Demand for processed food is increasing, but at the same time, some of these products have been strongly criticised for causing non-communicable diseases. Only a few studies have analysed consumers’ perceptions of food processing and, especially, ultra-processed foods. We examined consumers’ associations with processed foods, as well as how their processing and healthiness perceptions are related to food classification systems (i.e. NOVA) and the nutritional value of foods (i.e. Nutri-Score). An online survey was conducted with 498 Swiss consumers, who indicated their associations with the term ‘foods produced by the industry’. Furthermore, the respondents indicated how they perceived the healthiness and degree of processing of 27 foods that differed in how much they had been processed. The results suggest that consumers have rather negative associations with food processing. Consumers use the perceived degree of processing as a cue in their evaluation of the healthiness of foods. The use of this heuristic may result in biased decisions. Furthermore, we found a strong agreement between laypeople’s perceived level of processing and the NOVA classification system.
Food processing plays an important role in a safe and secure food system (Carretero et al., 2020; Forde & Decker, 2022; Knorr & Augustin, 2021). The technologies behind food processing not only reduced the incidence of food-borne diseases (Floros et al., 2010) but also contributed to more sustainable food production by reducing food waste along the supply chain (Augustin et al., 2016). Furthermore, food processing has made it possible to supply a growing world population with affordable food products (Floros et al., 2010).
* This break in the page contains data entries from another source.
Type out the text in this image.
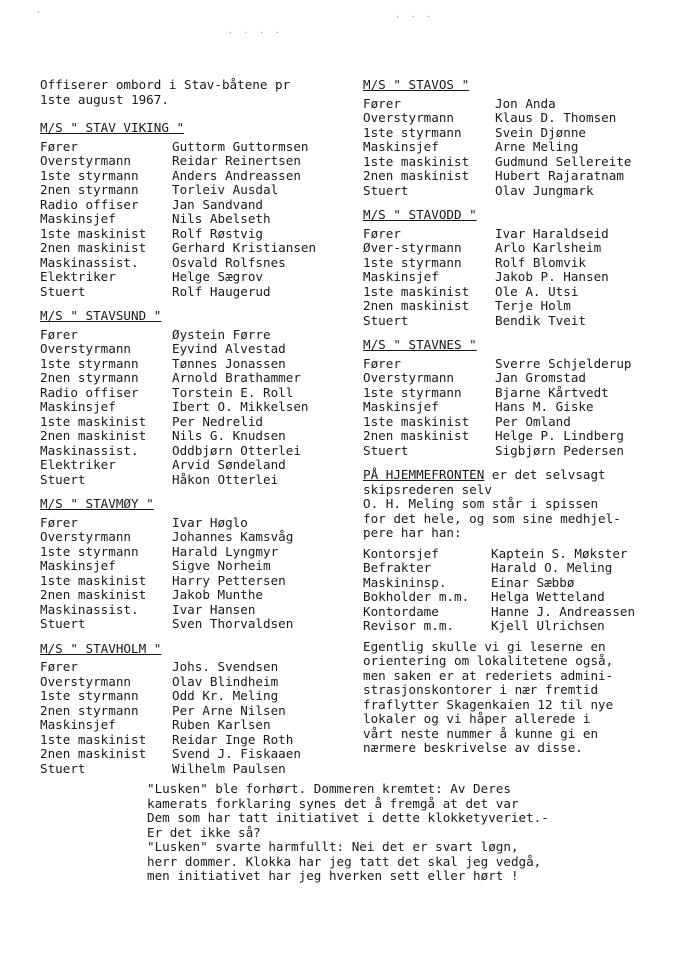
·
· · · ·
· · ·
Offiserer ombord i Stav-båtene pr
1ste august 1967.
M/S " STAV VIKING "
Fører	Guttorm Guttormsen
Overstyrmann	Reidar Reinertsen
1ste styrmann	Anders Andreassen
2nen styrmann	Torleiv Ausdal
Radio offiser	Jan Sandvand
Maskinsjef	Nils Abelseth
1ste maskinist	Rolf Røstvig
2nen maskinist	Gerhard Kristiansen
Maskinassist.	Osvald Rolfsnes
Elektriker	Helge Sægrov
Stuert	Rolf Haugerud
M/S " STAVSUND "
Fører	Øystein Førre
Overstyrmann	Eyvind Alvestad
1ste styrmann	Tønnes Jonassen
2nen styrmann	Arnold Brathammer
Radio offiser	Torstein E. Roll
Maskinsjef	Ibert O. Mikkelsen
1ste maskinist	Per Nedrelid
2nen maskinist	Nils G. Knudsen
Maskinassist.	Oddbjørn Otterlei
Elektriker	Arvid Søndeland
Stuert	Håkon Otterlei
M/S " STAVMØY "
Fører	Ivar Høglo
Overstyrmann	Johannes Kamsvåg
1ste styrmann	Harald Lyngmyr
Maskinsjef	Sigve Norheim
1ste maskinist	Harry Pettersen
2nen maskinist	Jakob Munthe
Maskinassist.	Ivar Hansen
Stuert	Sven Thorvaldsen
M/S " STAVHOLM "
Fører	Johs. Svendsen
Overstyrmann	Olav Blindheim
1ste styrmann	Odd Kr. Meling
2nen styrmann	Per Arne Nilsen
Maskinsjef	Ruben Karlsen
1ste maskinist	Reidar Inge Roth
2nen maskinist	Svend J. Fiskaaen
Stuert	Wilhelm Paulsen
M/S " STAVOS "
Fører	Jon Anda
Overstyrmann	Klaus D. Thomsen
1ste styrmann	Svein Djønne
Maskinsjef	Arne Meling
1ste maskinist	Gudmund Sellereite
2nen maskinist	Hubert Rajaratnam
Stuert	Olav Jungmark
M/S " STAVODD "
Fører	Ivar Haraldseid
Øver-styrmann	Arlo Karlsheim
1ste styrmann	Rolf Blomvik
Maskinsjef	Jakob P. Hansen
1ste maskinist	Ole A. Utsi
2nen maskinist	Terje Holm
Stuert	Bendik Tveit
M/S " STAVNES "
Fører	Sverre Schjelderup
Overstyrmann	Jan Gromstad
1ste styrmann	Bjarne Kårtvedt
Maskinsjef	Hans M. Giske
1ste maskinist	Per Omland
2nen maskinist	Helge P. Lindberg
Stuert	Sigbjørn Pedersen
PÅ HJEMMEFRONTEN er det selvsagt
skipsrederen selv
O. H. Meling som står i spissen
for det hele, og som sine medhjel-
pere har han:
Kontorsjef	Kaptein S. Møkster
Befrakter	Harald O. Meling
Maskininsp.	Einar Sæbbø
Bokholder m.m.	Helga Wetteland
Kontordame	Hanne J. Andreassen
Revisor m.m.	Kjell Ulrichsen
Egentlig skulle vi gi leserne en
orientering om lokalitetene også,
men saken er at rederiets admini-
strasjonskontorer i nær fremtid
fraflytter Skagenkaien 12 til nye
lokaler og vi håper allerede i
vårt neste nummer å kunne gi en
nærmere beskrivelse av disse.
"Lusken" ble forhørt. Dommeren kremtet: Av Deres
kamerats forklaring synes det å fremgå at det var
Dem som har tatt initiativet i dette klokketyveriet.-
Er det ikke så?
"Lusken" svarte harmfullt: Nei det er svart løgn,
herr dommer. Klokka har jeg tatt det skal jeg vedgå,
men initiativet har jeg hverken sett eller hørt !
However, not all processed foods have high nutritional value. The way our food products are processed by the food industry has been blamed for an increase in obesity in many countries (Monteiro, 2009). Numerous studies have examined the consumption of processed foods in various European countries including Switzerland and around the world (Bertoni Maluf et al., 2022; Mertens, Colizzi, & Penalvo, ˜ 2022) . These studies have consistently found that processed foods contribute to at least 14% of total calorie intake, although the intake varies widely across Europe (Bertoni Maluf et al., 2022; De Amicis et al., 2022; Mertens, Colizzi, & Penalvo, ˜ 2022). Some studies have found that the consumption of processed foods, particularly those that are ultraprocessed, can have negative health effects, such as overweight and obesity (Monteiro et al., 2018), cardio-vascular diseases (Rauber et al., 2018), and cancer (Chang et al., 2023). However, other studies have not found a relationship between country-level burden of high body mass index and the consumption of highly processed foods (De Amicis et al., 2022; Mertens, Colizzi, & Penalvo, ˜ 2022).
Associations with ‘foods produced by the food industry’
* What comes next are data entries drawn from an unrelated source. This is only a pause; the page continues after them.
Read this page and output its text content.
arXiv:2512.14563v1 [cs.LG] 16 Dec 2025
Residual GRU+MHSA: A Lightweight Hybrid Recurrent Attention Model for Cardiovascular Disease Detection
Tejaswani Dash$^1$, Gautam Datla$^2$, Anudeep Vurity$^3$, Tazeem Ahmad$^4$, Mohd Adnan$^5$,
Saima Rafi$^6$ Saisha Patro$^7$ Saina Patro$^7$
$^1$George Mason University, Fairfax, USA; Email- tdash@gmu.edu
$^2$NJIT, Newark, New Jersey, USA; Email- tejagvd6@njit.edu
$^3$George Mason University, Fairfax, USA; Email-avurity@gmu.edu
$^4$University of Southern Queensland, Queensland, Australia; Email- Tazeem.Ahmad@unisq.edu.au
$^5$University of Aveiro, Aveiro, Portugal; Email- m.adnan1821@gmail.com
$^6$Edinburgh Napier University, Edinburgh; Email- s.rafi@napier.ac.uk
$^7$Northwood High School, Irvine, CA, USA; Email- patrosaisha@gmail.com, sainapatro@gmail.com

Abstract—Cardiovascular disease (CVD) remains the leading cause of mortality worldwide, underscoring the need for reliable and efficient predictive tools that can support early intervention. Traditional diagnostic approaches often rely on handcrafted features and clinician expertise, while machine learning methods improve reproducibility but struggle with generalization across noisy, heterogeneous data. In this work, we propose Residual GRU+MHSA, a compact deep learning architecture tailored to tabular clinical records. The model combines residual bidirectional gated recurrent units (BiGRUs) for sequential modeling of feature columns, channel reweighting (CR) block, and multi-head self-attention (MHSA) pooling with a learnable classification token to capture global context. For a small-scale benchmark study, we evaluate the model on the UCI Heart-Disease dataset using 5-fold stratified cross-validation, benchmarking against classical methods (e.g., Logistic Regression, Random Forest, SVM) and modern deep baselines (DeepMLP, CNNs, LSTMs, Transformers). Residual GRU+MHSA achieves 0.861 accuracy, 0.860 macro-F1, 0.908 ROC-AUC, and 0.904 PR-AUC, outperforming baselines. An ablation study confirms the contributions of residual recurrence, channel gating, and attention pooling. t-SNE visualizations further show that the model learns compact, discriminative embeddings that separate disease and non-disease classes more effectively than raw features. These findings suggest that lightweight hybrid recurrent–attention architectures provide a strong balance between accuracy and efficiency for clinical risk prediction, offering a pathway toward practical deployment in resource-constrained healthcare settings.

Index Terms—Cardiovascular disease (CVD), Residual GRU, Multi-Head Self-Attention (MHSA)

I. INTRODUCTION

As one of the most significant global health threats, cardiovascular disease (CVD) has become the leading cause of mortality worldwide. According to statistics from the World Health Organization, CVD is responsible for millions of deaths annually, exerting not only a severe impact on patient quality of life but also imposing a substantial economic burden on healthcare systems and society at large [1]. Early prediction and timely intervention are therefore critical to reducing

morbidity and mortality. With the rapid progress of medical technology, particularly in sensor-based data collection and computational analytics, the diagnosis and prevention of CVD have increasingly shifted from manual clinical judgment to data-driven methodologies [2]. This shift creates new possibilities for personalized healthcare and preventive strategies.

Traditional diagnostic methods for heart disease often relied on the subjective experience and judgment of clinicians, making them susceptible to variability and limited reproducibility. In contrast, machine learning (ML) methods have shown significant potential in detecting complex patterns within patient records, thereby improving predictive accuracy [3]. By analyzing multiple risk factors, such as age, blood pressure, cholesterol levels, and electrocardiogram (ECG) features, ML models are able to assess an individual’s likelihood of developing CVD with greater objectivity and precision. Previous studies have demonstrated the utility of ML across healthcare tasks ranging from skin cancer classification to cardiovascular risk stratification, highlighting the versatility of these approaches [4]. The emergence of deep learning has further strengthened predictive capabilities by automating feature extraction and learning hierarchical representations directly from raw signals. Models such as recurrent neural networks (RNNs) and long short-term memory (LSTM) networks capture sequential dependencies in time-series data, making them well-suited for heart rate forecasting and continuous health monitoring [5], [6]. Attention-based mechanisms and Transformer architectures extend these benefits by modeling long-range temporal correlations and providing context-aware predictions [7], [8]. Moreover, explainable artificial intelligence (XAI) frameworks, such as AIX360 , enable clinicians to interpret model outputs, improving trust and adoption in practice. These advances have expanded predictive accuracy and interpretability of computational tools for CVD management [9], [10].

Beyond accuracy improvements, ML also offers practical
The associations mentioned by the respondents were classified into 16 categories according to their meaning (Table 2). The associations mentioned the most commonly were ‘convenience food’ (18.7%), ‘unhealthy’ (16.5%), and ‘additives’ (10.4%). As expected, only a very small number of participants mentioned positive associations, which were mainly categorised into the ‘unspecific positive evaluations’ (3.0%) or ‘healthy’ (0.4%) categories. Furthermore, 11.8% of the participants responded to this task with ‘I don’t know’ or left the provided spot blank. The mean affect for the term evoked by ‘foods produced by the food industry’ was somewhat negative, with M = -1.06, SD = 2.32 (scale ranging from − 5 to + 5). The mean affect for the 16 categories are also shown in Table 2.